Dr. Ali Tavakkoli of Brigham and Women's Hospital in Boston has been studying this ingredient, which you may have used before.
Capsaicin is used in topical ointments as a pain reliever.
Tavakkoli applied tiny cloths soaked with a capsaicin solution directly to the nerve around the stomach of lab rats. That destroyed nerve fibers that send signals from the gut to the brain. It lead to weight loss.
"By selectively disrupting these signals that pass from the intestine to the brain, we have been able to change the way food is absorbed in the intestine," said Dr. Tavakkoli.
If proven effective in humans, this could be a surgical alternative to bariatric surgery, which is performed on less than 1 percent of obese patients who qualify for it.
"There really is a group that this would be perfect for, and it's probably the super obese," said Tavakkoli.
Bariatric surgery is a major procedure, which can come with considerably greater risks for the morbidly obese.
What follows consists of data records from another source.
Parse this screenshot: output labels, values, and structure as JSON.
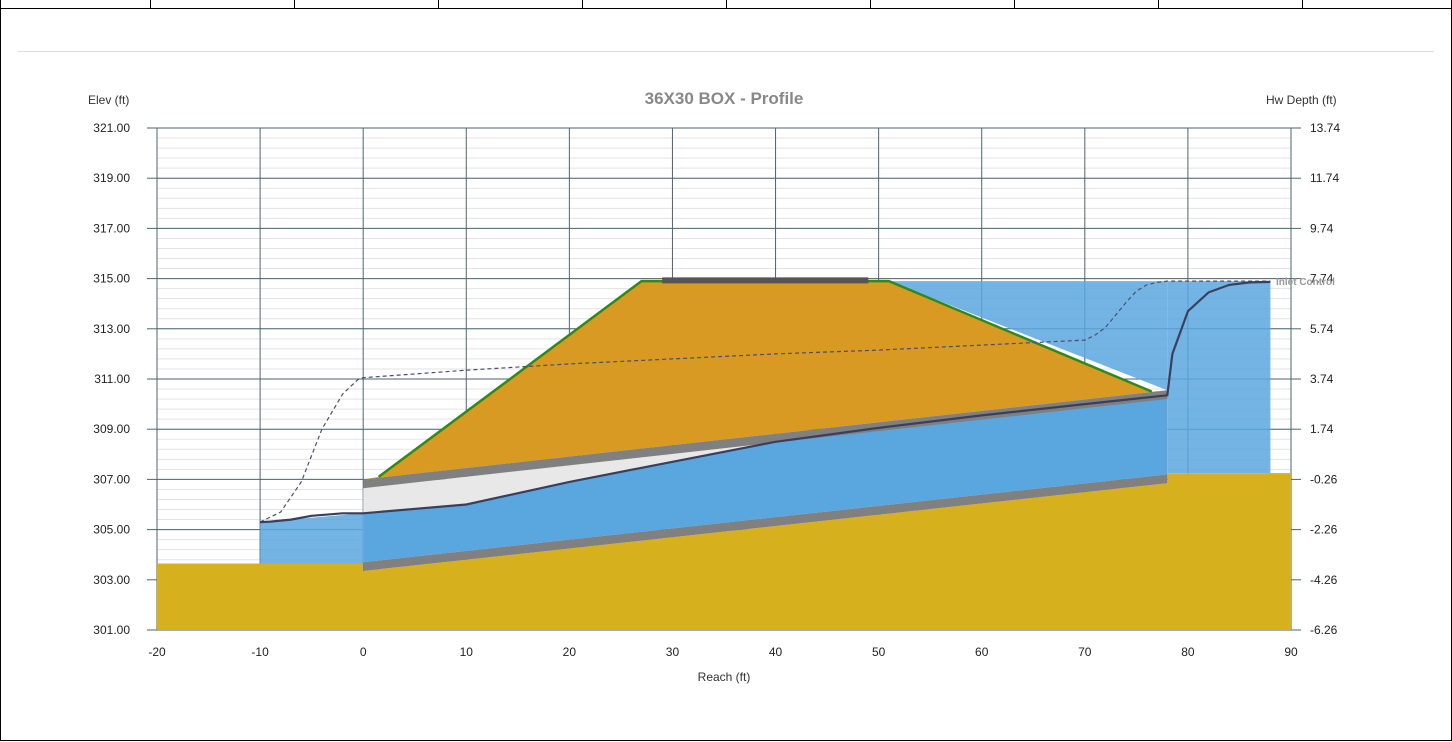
{
  "chart_data": {
    "type": "area",
    "title": "36X30 BOX - Profile",
    "xlabel": "Reach (ft)",
    "ylabel_left": "Elev (ft)",
    "ylabel_right": "Hw Depth (ft)",
    "xlim": [
      -20,
      90
    ],
    "ylim": [
      301,
      321
    ],
    "x_ticks": [
      -20,
      -10,
      0,
      10,
      20,
      30,
      40,
      50,
      60,
      70,
      80,
      90
    ],
    "x_tick_labels": [
      "-20",
      "-10",
      "0",
      "10",
      "20",
      "30",
      "40",
      "50",
      "60",
      "70",
      "80",
      "90"
    ],
    "y_ticks": [
      301,
      303,
      305,
      307,
      309,
      311,
      313,
      315,
      317,
      319,
      321
    ],
    "y_tick_labels": [
      "301.00",
      "303.00",
      "305.00",
      "307.00",
      "309.00",
      "311.00",
      "313.00",
      "315.00",
      "317.00",
      "319.00",
      "321.00"
    ],
    "y2_tick_labels": [
      "-6.26",
      "-4.26",
      "-2.26",
      "-0.26",
      "1.74",
      "3.74",
      "5.74",
      "7.74",
      "9.74",
      "11.74",
      "13.74"
    ],
    "grid": true,
    "annotation": "Inlet Control",
    "colors": {
      "water": "#5aa7e0",
      "soil": "#d7b01e",
      "embankment": "#d89a22",
      "culvert_wall": "#808080",
      "culvert_air": "#e8e8e8",
      "embankment_edge": "#2e8b1a",
      "water_surface": "#3a3f5c",
      "road": "#555555"
    },
    "ground_downstream": {
      "x": [
        -20,
        0
      ],
      "y": [
        303.65,
        303.65
      ]
    },
    "ground_upstream": {
      "x": [
        78,
        90
      ],
      "y": [
        307.25,
        307.25
      ]
    },
    "culvert_invert": {
      "x": [
        0,
        78
      ],
      "y": [
        303.7,
        307.2
      ]
    },
    "culvert_crown": {
      "x": [
        0,
        78
      ],
      "y": [
        306.65,
        310.2
      ]
    },
    "embankment": {
      "x": [
        1.5,
        27,
        51,
        76.5
      ],
      "y": [
        307.1,
        314.9,
        314.9,
        310.5
      ]
    },
    "road_surface": {
      "x": [
        29,
        49
      ],
      "y": [
        314.93,
        314.93
      ]
    },
    "water_surface": {
      "x": [
        -10,
        -9,
        -7,
        -5,
        -2,
        0,
        10,
        20,
        30,
        40,
        50,
        60,
        70,
        78,
        78.5,
        80,
        82,
        84,
        86,
        88
      ],
      "y": [
        305.3,
        305.32,
        305.4,
        305.55,
        305.65,
        305.65,
        306.0,
        306.9,
        307.7,
        308.5,
        309.05,
        309.55,
        310.0,
        310.35,
        312.0,
        313.7,
        314.45,
        314.75,
        314.85,
        314.87
      ]
    },
    "energy_grade_line": {
      "x": [
        -10,
        -8,
        -6,
        -4,
        -2,
        -0.5,
        0,
        10,
        20,
        30,
        40,
        50,
        60,
        70,
        71,
        72,
        73,
        74,
        75,
        76,
        77,
        78,
        80,
        82,
        84,
        86,
        88
      ],
      "y": [
        305.3,
        305.7,
        306.9,
        309.0,
        310.4,
        310.98,
        311.05,
        311.35,
        311.6,
        311.8,
        312.0,
        312.15,
        312.35,
        312.55,
        312.75,
        313.05,
        313.55,
        314.05,
        314.5,
        314.75,
        314.85,
        314.9,
        314.9,
        314.9,
        314.9,
        314.9,
        314.9
      ]
    },
    "upstream_pool": {
      "x": [
        51,
        88
      ],
      "y": [
        314.9,
        314.9
      ]
    },
    "downstream_pool": {
      "x": [
        -10,
        0
      ],
      "y": [
        305.3,
        305.65
      ]
    }
  }
}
The capsaicin application is still surgery, but much less invasive.
It appears to target so-called "bad fat" that's located in the abdomen, around the organs and liver.
"It turns out that it's not really if you're fat, but where you're fat that matters," said Tavakkoli.
Extra belly fat is associated with heart disease and Type 2 diabetes.
Doctors say, however, that it's too early to fill your belly with hot chili peppers, as it wouldn't have the same effect.